Spotlight on Mobile Device Security
OCR’s settlement with CardioNet is the first HIPAA settlement involving a wireless health services provider. OCR’s investigation into the impermissible disclosure alleged that CardioNet failed to conduct an accurate and thorough risk analysis to assess the potential risks and vulnerabilities to the confidentiality, integrity, and availability of its ePHI, and that CardioNet did not plan for or implement security measures sufficient to reduce those risks and vulnerabilities. Additionally, OCR’s investigation revealed that CardioNet policies and procedures governing the receipt and removal of hardware and electronic media that contained ePHI, the encryption of such media, and the movement of these items within CardioNet facilities were in draft form but were not implemented until March 2015, more than three years after CardioNet notified OCR of the breach.
The requirements of OCR’s corrective action plan with CardioNet include the following:
- conduct a comprehensive and thorough risk analysis of security risks and vulnerabilities;
- develop and implement a risk management plan to address and mitigate any security risks and vulnerabilities found in the risk analysis and include details on the process and timing of its risk remediation activities;
- review and revise its HIPAA Security Rule policies and procedures with particular attention regarding device and media controls;
- provide certification that all laptops, flash drives, and other portable media devices are encrypted; and
- review and revise CardioNet’s training programs to comply with the HIPAA Security Rule and include a focus on security, encryption, and handling of mobile devices and out-of-office transmissions.
OCR appears to be voicing its concern regarding HIPAA compliance and wireless health devices.
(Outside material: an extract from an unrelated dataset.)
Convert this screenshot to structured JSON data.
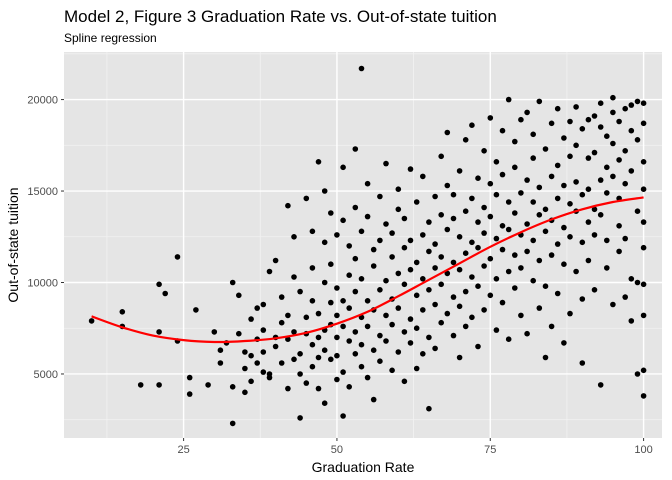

In HHS’s release, OCR Director Roger Severino stated, “Mobile devices in the health care sector remain particularly vulnerable to theft and loss . . . . Failure to implement mobile device security by Covered Entities and Business Associates puts individuals’ sensitive health information at risk. This disregard for security can result in a serious breach, which affects each individual whose information is left unprotected.” CardioNet’s corrective action plan underscores OCR’s expectations for HIPAA Security Rule compliance in this sector. During the last year, OCR has issued guidance for mobile health application developers, and developed a portal designed to provide guidance to health app developers.
The corrective action plan’s emphasis on performing a risk analysis, implementing a risk management plan, and reviewing and revising specific policies and procedures focusing on mobile device security are consistent with the priorities of recent OCR enforcement actions and audits. Moreover, this recent settlement highlights that OCR is continuing to actively engage in HIPAA investigations and enforcement. CardioNet’s $2.5 million settlement is the third multimillion-dollar settlement OCR has entered into this year.